Nathalie RAFIDISON
21 mai 2012 - Médias commentaires   //   1747 Views   //   N°: 28

Après vingt années passées en France, elle choisit de revenir à Madagascar pour contribuer au développement de son pays natal. C’est le Centre d’information technique et économique qui bénéficie aujourd’hui de son expertise et de son énergie.

Que signifie « radio culturelle à vocation jazz » ?

Depuis 1998, la promotion du jazz a toujours été le fil conducteur de RLI. Ca le reste, mais ce n’est plus notre priorité exclusive, car aimer le jazz, c’est aussi aimer la peinture, le théâtre, la littérature.

Tout en continuant à satisfaire le noyau dur de nos auditeurs, nous voulons tenter d’autres territoires culturels, favoriser d’autres types d’écoutes, trop souvent dédaignées des radios, comme le classique, le gospel ou la World Music.

En clair, montrer qu’il n’y a pas que la pop formatée…

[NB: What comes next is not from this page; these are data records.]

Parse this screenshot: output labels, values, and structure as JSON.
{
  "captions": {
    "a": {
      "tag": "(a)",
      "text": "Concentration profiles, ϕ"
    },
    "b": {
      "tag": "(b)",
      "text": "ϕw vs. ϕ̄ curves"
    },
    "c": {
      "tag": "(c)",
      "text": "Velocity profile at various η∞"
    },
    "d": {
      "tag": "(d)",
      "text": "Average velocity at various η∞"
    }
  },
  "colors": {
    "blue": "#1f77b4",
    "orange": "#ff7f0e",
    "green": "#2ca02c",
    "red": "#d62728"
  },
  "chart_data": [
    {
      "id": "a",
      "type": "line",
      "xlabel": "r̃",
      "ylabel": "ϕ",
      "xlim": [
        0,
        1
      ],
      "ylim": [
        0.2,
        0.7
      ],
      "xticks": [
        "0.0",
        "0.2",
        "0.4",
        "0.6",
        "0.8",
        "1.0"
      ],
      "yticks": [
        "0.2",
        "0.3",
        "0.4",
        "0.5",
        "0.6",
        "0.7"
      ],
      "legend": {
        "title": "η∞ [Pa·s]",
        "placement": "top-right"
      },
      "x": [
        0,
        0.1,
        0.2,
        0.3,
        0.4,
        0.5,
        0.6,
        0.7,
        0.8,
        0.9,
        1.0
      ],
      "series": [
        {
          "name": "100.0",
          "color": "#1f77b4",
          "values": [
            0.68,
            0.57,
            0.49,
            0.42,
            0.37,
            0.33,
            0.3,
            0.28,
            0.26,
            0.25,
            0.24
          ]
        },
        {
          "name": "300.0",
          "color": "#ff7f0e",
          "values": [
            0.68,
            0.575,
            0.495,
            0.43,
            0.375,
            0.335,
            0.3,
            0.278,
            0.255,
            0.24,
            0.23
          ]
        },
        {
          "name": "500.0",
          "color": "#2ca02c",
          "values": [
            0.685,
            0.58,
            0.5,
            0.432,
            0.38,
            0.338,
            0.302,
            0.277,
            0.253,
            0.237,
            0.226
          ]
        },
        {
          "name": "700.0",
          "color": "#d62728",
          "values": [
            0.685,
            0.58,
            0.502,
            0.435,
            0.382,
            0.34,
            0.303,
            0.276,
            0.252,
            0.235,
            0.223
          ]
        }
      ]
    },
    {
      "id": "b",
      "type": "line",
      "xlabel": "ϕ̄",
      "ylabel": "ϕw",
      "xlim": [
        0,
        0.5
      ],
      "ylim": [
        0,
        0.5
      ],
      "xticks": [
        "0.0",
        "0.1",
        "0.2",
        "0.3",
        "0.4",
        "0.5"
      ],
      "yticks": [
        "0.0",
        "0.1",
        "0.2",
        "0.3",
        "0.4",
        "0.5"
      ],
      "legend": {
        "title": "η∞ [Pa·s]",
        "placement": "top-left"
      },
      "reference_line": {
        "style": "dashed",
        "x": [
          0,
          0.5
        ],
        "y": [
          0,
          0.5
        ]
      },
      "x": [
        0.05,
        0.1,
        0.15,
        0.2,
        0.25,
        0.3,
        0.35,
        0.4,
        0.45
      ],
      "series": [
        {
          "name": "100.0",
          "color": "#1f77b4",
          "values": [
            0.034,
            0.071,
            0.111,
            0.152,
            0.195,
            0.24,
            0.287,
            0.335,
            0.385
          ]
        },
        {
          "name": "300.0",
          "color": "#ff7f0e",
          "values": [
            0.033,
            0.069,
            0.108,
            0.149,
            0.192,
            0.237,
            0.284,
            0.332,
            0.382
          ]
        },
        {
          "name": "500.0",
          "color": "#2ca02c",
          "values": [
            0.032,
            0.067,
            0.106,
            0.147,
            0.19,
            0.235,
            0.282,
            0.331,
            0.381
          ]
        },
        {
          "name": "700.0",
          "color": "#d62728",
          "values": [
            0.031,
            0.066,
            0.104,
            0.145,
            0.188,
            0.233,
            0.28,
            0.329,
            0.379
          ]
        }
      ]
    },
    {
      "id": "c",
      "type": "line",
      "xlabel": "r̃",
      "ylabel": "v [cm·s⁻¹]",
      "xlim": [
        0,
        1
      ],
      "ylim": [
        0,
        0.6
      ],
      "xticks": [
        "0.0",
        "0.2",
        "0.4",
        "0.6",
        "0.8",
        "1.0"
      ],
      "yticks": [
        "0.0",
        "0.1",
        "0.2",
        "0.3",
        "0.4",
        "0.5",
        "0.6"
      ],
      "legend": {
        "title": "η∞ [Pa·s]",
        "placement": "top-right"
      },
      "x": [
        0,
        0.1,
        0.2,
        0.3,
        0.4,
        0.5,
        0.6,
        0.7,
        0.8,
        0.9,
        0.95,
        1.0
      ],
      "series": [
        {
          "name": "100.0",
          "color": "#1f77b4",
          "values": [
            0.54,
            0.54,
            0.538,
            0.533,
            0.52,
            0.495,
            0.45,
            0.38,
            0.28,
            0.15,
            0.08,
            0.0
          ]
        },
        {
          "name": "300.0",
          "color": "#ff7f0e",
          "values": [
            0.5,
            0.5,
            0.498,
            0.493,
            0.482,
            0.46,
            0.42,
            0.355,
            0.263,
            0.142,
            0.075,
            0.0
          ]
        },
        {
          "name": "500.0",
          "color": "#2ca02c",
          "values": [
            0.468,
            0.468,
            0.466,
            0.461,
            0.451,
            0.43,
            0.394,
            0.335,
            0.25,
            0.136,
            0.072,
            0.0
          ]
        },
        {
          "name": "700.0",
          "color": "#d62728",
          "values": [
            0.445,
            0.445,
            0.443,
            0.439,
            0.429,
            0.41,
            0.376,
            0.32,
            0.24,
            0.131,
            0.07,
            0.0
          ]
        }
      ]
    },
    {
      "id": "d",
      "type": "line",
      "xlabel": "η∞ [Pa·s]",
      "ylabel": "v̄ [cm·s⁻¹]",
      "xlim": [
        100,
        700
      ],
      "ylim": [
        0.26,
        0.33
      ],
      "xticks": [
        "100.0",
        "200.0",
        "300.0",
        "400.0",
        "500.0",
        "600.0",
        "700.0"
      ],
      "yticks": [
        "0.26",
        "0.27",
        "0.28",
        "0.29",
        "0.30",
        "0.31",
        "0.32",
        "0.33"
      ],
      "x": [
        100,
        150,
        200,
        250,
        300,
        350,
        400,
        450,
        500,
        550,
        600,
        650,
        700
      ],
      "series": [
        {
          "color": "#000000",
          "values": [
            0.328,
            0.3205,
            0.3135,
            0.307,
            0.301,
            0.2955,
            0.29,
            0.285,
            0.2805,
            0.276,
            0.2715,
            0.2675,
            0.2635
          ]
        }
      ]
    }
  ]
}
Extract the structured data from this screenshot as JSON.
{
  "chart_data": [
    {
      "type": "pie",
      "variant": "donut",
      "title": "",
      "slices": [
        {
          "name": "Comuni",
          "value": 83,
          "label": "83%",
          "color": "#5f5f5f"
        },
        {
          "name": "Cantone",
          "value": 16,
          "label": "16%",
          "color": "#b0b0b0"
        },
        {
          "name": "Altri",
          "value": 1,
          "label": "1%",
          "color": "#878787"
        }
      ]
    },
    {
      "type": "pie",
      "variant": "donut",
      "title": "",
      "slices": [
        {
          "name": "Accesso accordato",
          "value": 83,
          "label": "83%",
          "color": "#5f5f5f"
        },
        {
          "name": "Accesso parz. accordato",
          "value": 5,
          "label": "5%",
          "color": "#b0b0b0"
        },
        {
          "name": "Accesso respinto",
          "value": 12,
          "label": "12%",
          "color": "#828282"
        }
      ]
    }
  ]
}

Ce qu’on appelle la « variété » est loin d’être la diversité ! De façon générale, nous constatons que la culture au sens le plus large du terme n’a jamais été une priorité dans ce pays, et c’est dommage parce que les Malgaches sont incroyablement créatifs dans tous les domaines.

C’est ce que nous avons voulu montrer avec les Journées des artistes que nous avons organisées en mai et septembre derniers. Pendant trois jours, nous avons ouvert l’antenne à tous les artistes de toutes les disciplines, que ce soit la danse, la peinture, la littérature, la musique. Pendant 20 minutes, ils parlaient d’eux, de leurs projets, de leur art.

C’était passionnant et beaucoup demandaient à y participer, preuve que cela correspond à une attente, notamment chez les jeunes. Et puis la culture, ce n’est pas triste, d’où l’émission Rires et Délires que nous avons ajoutée à la grille. Sans oublier l’Agenda culturel pour ceux qui aiment aller sur le terrain.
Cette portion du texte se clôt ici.